Sésame pour des concerts?

Mais il peut y avoir un deuxième but. «Cela peut être de prouver à des compagnies aériennes, des écoles ou à quiconque le demande» que la personne s’est bien fait vacciner, afin de ne pas se voir refuser d’accès, affirmait la semaine passée le directeur de Healthvana à Bloomberg. La start-up discute ainsi déjà avec des organisateurs de concerts, des entreprises et des universités pour y faire valider ses autorisations numériques. En parallèle, complètement débordés, les services de santé de Los Angeles veulent utiliser ces preuves numériques pour… leur propre usage. Le responsable de la vaccination affirmait ainsi à Bloomberg ne pas avoir la capacité de faire des recherches dans ses bases de données pour savoir à qui injecter les deuxièmes doses.

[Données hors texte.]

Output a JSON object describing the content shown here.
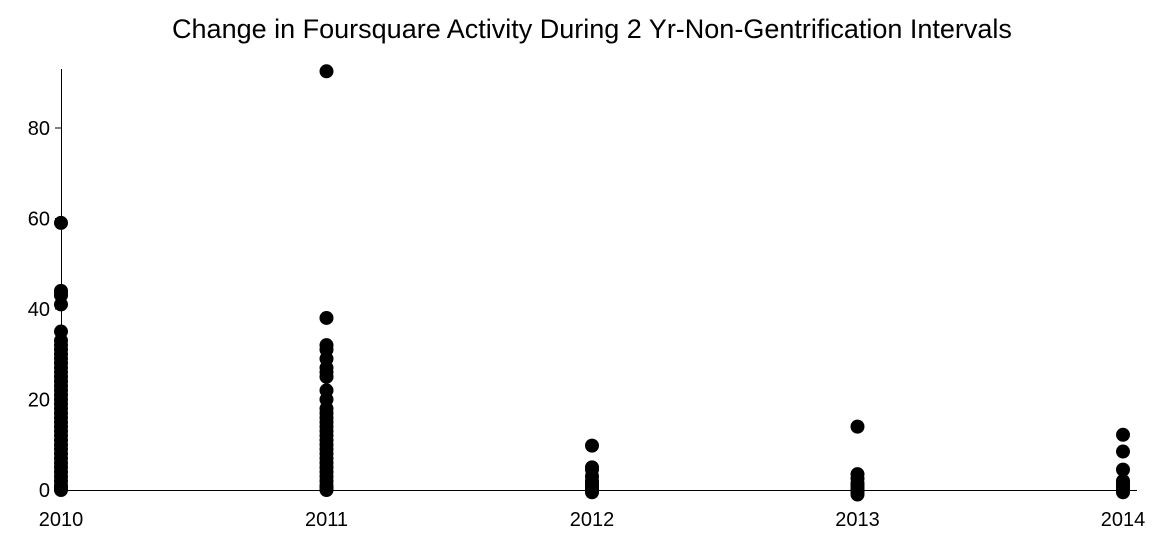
{
  "chart_data": {
    "type": "scatter",
    "title": "Change in Foursquare Activity During 2 Yr-Non-Gentrification Intervals",
    "xlabel": "",
    "ylabel": "",
    "xlim": [
      2010,
      2014
    ],
    "ylim": [
      0,
      93
    ],
    "x_ticks": [
      "2010",
      "2011",
      "2012",
      "2013",
      "2014"
    ],
    "y_ticks": [
      0,
      20,
      40,
      60,
      80
    ],
    "grid": false,
    "legend": "none",
    "marker_color": "#000000",
    "axis_color": "#000000",
    "series": [
      {
        "x": 2010,
        "values": [
          59,
          44,
          43.5,
          43,
          41,
          35,
          33,
          32,
          31,
          30,
          29,
          28,
          27,
          26,
          25,
          24,
          23,
          22,
          21,
          20,
          19,
          18,
          17,
          16,
          15,
          14,
          13,
          12,
          11,
          10,
          9,
          8,
          7,
          6,
          5,
          4,
          3,
          2,
          1,
          0.5,
          0
        ]
      },
      {
        "x": 2011,
        "values": [
          92.5,
          38,
          32,
          31,
          29,
          27,
          26,
          25,
          22,
          20,
          18,
          17,
          16,
          15,
          14,
          13,
          12,
          11,
          10,
          9,
          8,
          7,
          6,
          5,
          4,
          3,
          2,
          1,
          0.5,
          0
        ]
      },
      {
        "x": 2012,
        "values": [
          9.8,
          5,
          4.5,
          3,
          2,
          1.5,
          1,
          0.5,
          0,
          -0.5
        ]
      },
      {
        "x": 2013,
        "values": [
          14,
          3.5,
          2.5,
          1.5,
          1,
          0.5,
          0,
          -0.5,
          -1
        ]
      },
      {
        "x": 2014,
        "values": [
          12.2,
          8.5,
          4.5,
          2,
          1.5,
          1,
          0.5,
          0,
          -0.5
        ]
      }
    ]
  }
}
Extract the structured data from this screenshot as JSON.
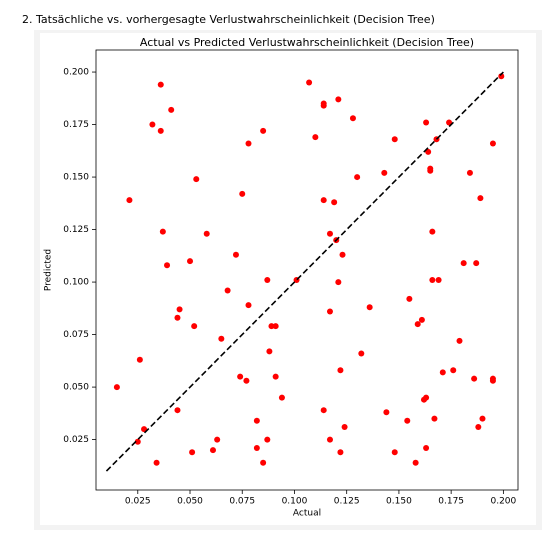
{
  "heading": "2. Tatsächliche vs. vorhergesagte Verlustwahrscheinlichkeit (Decision Tree)",
  "chart_data": {
    "type": "scatter",
    "title": "Actual vs Predicted Verlustwahrscheinlichkeit (Decision Tree)",
    "xlabel": "Actual",
    "ylabel": "Predicted",
    "color": "#ff0000",
    "x": [
      0.015,
      0.021,
      0.026,
      0.025,
      0.028,
      0.034,
      0.032,
      0.036,
      0.036,
      0.041,
      0.037,
      0.039,
      0.044,
      0.044,
      0.045,
      0.052,
      0.051,
      0.05,
      0.053,
      0.058,
      0.061,
      0.063,
      0.065,
      0.068,
      0.072,
      0.074,
      0.075,
      0.077,
      0.078,
      0.078,
      0.082,
      0.082,
      0.085,
      0.085,
      0.087,
      0.087,
      0.088,
      0.089,
      0.091,
      0.091,
      0.094,
      0.101,
      0.107,
      0.11,
      0.114,
      0.114,
      0.114,
      0.114,
      0.117,
      0.117,
      0.117,
      0.119,
      0.12,
      0.121,
      0.121,
      0.122,
      0.122,
      0.123,
      0.124,
      0.128,
      0.13,
      0.132,
      0.136,
      0.143,
      0.144,
      0.148,
      0.148,
      0.154,
      0.155,
      0.158,
      0.159,
      0.161,
      0.162,
      0.163,
      0.163,
      0.163,
      0.164,
      0.165,
      0.165,
      0.166,
      0.166,
      0.167,
      0.168,
      0.169,
      0.171,
      0.174,
      0.176,
      0.179,
      0.181,
      0.184,
      0.186,
      0.187,
      0.188,
      0.189,
      0.19,
      0.195,
      0.195,
      0.195,
      0.199
    ],
    "values": [
      0.05,
      0.139,
      0.063,
      0.024,
      0.03,
      0.014,
      0.175,
      0.194,
      0.172,
      0.182,
      0.124,
      0.108,
      0.039,
      0.083,
      0.087,
      0.079,
      0.019,
      0.11,
      0.149,
      0.123,
      0.02,
      0.025,
      0.073,
      0.096,
      0.113,
      0.055,
      0.142,
      0.053,
      0.166,
      0.089,
      0.034,
      0.021,
      0.172,
      0.014,
      0.101,
      0.025,
      0.067,
      0.079,
      0.079,
      0.055,
      0.045,
      0.101,
      0.195,
      0.169,
      0.185,
      0.184,
      0.139,
      0.039,
      0.123,
      0.086,
      0.025,
      0.138,
      0.12,
      0.1,
      0.187,
      0.019,
      0.058,
      0.113,
      0.031,
      0.178,
      0.15,
      0.066,
      0.088,
      0.152,
      0.038,
      0.168,
      0.019,
      0.034,
      0.092,
      0.014,
      0.08,
      0.082,
      0.044,
      0.176,
      0.045,
      0.021,
      0.162,
      0.153,
      0.154,
      0.124,
      0.101,
      0.035,
      0.168,
      0.101,
      0.057,
      0.176,
      0.058,
      0.072,
      0.109,
      0.152,
      0.054,
      0.109,
      0.031,
      0.14,
      0.035,
      0.166,
      0.054,
      0.053,
      0.198
    ],
    "reference_line": {
      "x": [
        0.01,
        0.2
      ],
      "y": [
        0.01,
        0.2
      ]
    },
    "xlim": [
      0.005,
      0.207
    ],
    "ylim": [
      0.001,
      0.2105
    ],
    "xticks": [
      {
        "value": 0.025,
        "label": "0.025"
      },
      {
        "value": 0.05,
        "label": "0.050"
      },
      {
        "value": 0.075,
        "label": "0.075"
      },
      {
        "value": 0.1,
        "label": "0.100"
      },
      {
        "value": 0.125,
        "label": "0.125"
      },
      {
        "value": 0.15,
        "label": "0.150"
      },
      {
        "value": 0.175,
        "label": "0.175"
      },
      {
        "value": 0.2,
        "label": "0.200"
      }
    ],
    "yticks": [
      {
        "value": 0.025,
        "label": "0.025"
      },
      {
        "value": 0.05,
        "label": "0.050"
      },
      {
        "value": 0.075,
        "label": "0.075"
      },
      {
        "value": 0.1,
        "label": "0.100"
      },
      {
        "value": 0.125,
        "label": "0.125"
      },
      {
        "value": 0.15,
        "label": "0.150"
      },
      {
        "value": 0.175,
        "label": "0.175"
      },
      {
        "value": 0.2,
        "label": "0.200"
      }
    ]
  }
}
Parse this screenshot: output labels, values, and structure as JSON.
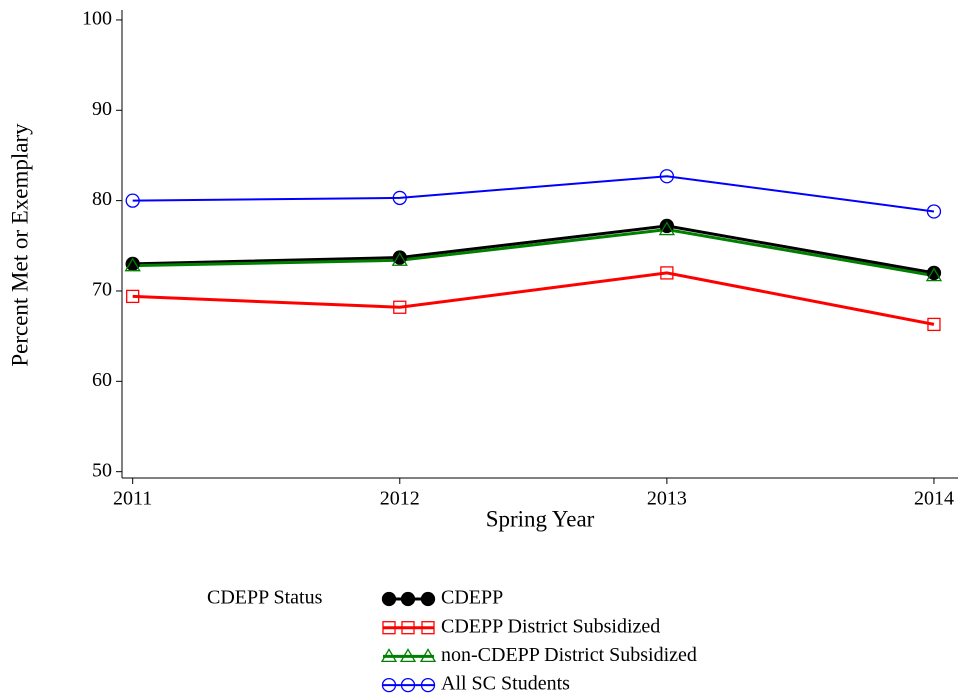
{
  "chart_data": {
    "type": "line",
    "x_label": "Spring Year",
    "y_label": "Percent Met or Exemplary",
    "x": [
      2011,
      2012,
      2013,
      2014
    ],
    "xlim": [
      2010.96,
      2014.09
    ],
    "xticks": [
      2011,
      2012,
      2013,
      2014
    ],
    "ylim": [
      49.3,
      101.1
    ],
    "yticks": [
      50,
      60,
      70,
      80,
      90,
      100
    ],
    "legend_title": "CDEPP Status",
    "series": [
      {
        "name": "CDEPP",
        "color": "#000000",
        "marker": "circle",
        "filled": true,
        "values": [
          73.0,
          73.7,
          77.2,
          72.0
        ]
      },
      {
        "name": "CDEPP District Subsidized",
        "color": "#ff0000",
        "marker": "square",
        "filled": false,
        "values": [
          69.4,
          68.2,
          72.0,
          66.3
        ]
      },
      {
        "name": "non-CDEPP District Subsidized",
        "color": "#008000",
        "marker": "triangle",
        "filled": false,
        "values": [
          72.8,
          73.4,
          76.8,
          71.7
        ]
      },
      {
        "name": "All SC Students",
        "color": "#0000ff",
        "marker": "circle",
        "filled": false,
        "values": [
          80.0,
          80.3,
          82.7,
          78.8
        ]
      }
    ]
  }
}
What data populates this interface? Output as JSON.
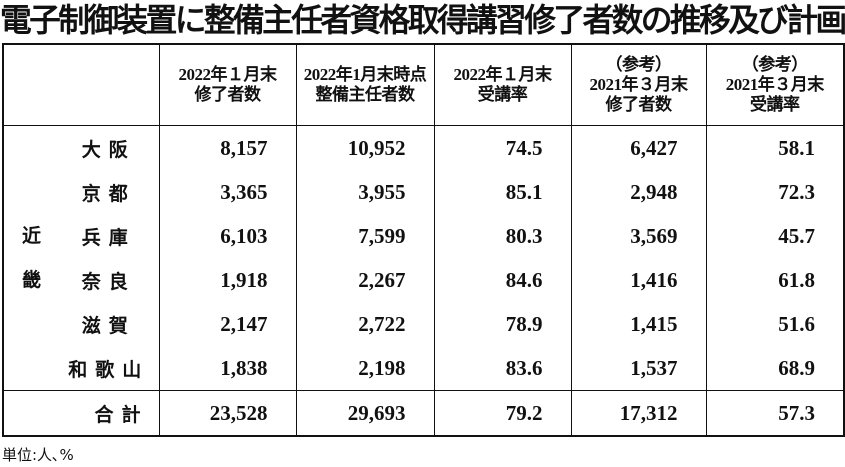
{
  "title": "電子制御装置に整備主任者資格取得講習修了者数の推移及び計画",
  "headers": [
    [
      "2022年１月末",
      "修了者数"
    ],
    [
      "2022年1月末時点",
      "整備主任者数"
    ],
    [
      "2022年１月末",
      "受講率"
    ],
    [
      "（参考）",
      "2021年３月末",
      "修了者数"
    ],
    [
      "（参考）",
      "2021年３月末",
      "受講率"
    ]
  ],
  "region": [
    "近",
    "畿"
  ],
  "rows": [
    {
      "pref": "大阪",
      "values": [
        "8,157",
        "10,952",
        "74.5",
        "6,427",
        "58.1"
      ]
    },
    {
      "pref": "京都",
      "values": [
        "3,365",
        "3,955",
        "85.1",
        "2,948",
        "72.3"
      ]
    },
    {
      "pref": "兵庫",
      "values": [
        "6,103",
        "7,599",
        "80.3",
        "3,569",
        "45.7"
      ]
    },
    {
      "pref": "奈良",
      "values": [
        "1,918",
        "2,267",
        "84.6",
        "1,416",
        "61.8"
      ]
    },
    {
      "pref": "滋賀",
      "values": [
        "2,147",
        "2,722",
        "78.9",
        "1,415",
        "51.6"
      ]
    },
    {
      "pref": "和歌山",
      "values": [
        "1,838",
        "2,198",
        "83.6",
        "1,537",
        "68.9"
      ]
    }
  ],
  "total": {
    "pref": "合計",
    "values": [
      "23,528",
      "29,693",
      "79.2",
      "17,312",
      "57.3"
    ]
  },
  "unit": "単位:人､%"
}
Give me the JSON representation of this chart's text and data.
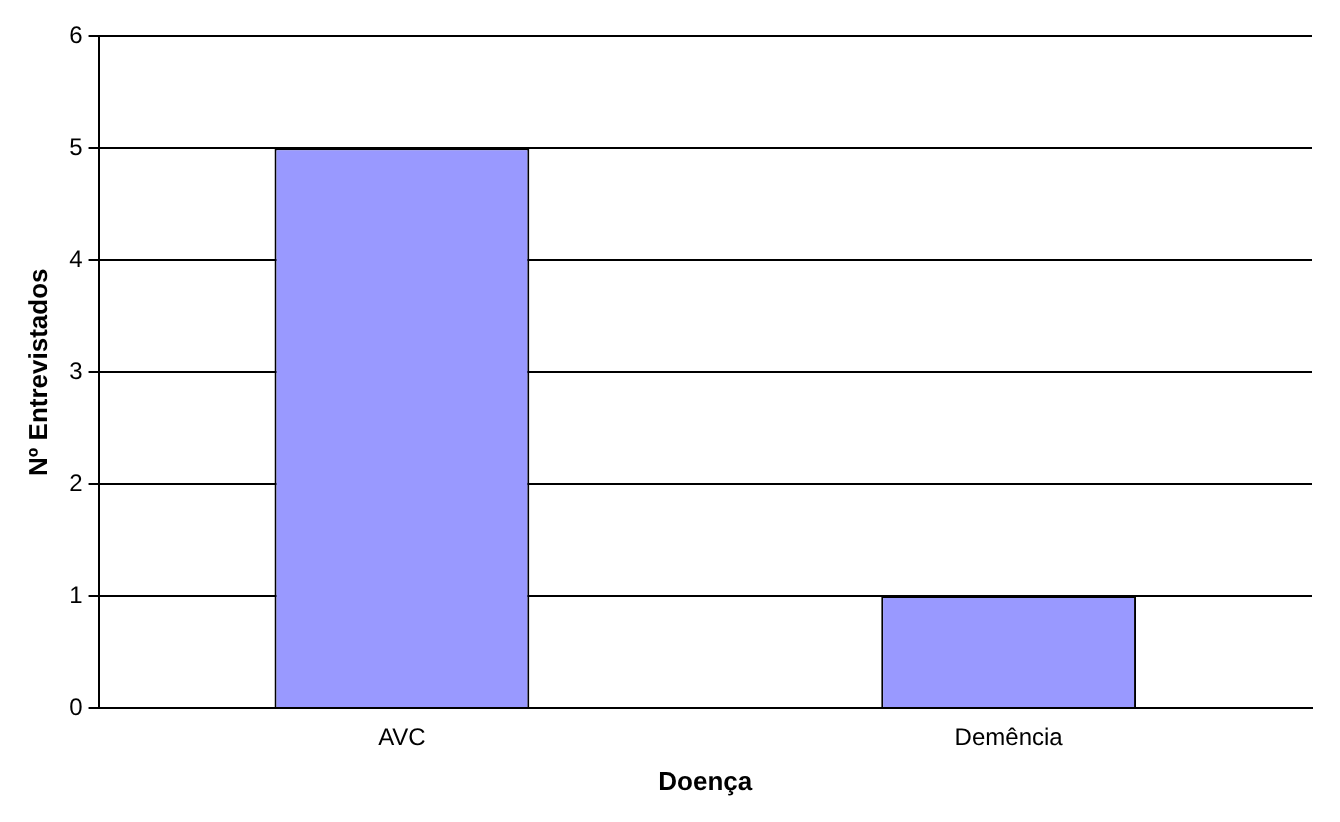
{
  "chart_data": {
    "type": "bar",
    "xlabel": "Doença",
    "ylabel": "Nº Entrevistados",
    "categories": [
      "AVC",
      "Demência"
    ],
    "values": [
      5,
      1
    ],
    "color": "#9999ff",
    "ylim": [
      0,
      6
    ],
    "yticks": [
      0,
      1,
      2,
      3,
      4,
      5,
      6
    ],
    "grid": "y",
    "legend": false
  }
}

Et en Suisse? D’abord, l’Office fédéral de la santé publique (OFSP) relativise le rôle joué par Apple et Google. «Cela ne vient pas nécessairement de ces deux sociétés, elles fournissent simplement le «portefeuille» de l’application pour y mettre quelque chose. Tout comme vous pouvez y mettre un billet d’avion ou de cinéma, Healthvana y a mis son propre certificat de vaccination», détaille un porte-parole de l’OFSP, qui s’empresse d’atténuer la valeur de ce document numérique: «Il ne s’agit pas véritablement d’un «certificat», qui peut être considéré comme un certificat de vaccination officiel, même pour les vaccins internationaux. L’Organisation mondiale de la santé (OMS) est en train de spécifier une solution technique valable au niveau international, la version numérique du carnet jaune. Cette mesure sera également mise en œuvre en Suisse, dès qu’elle sera disponible.»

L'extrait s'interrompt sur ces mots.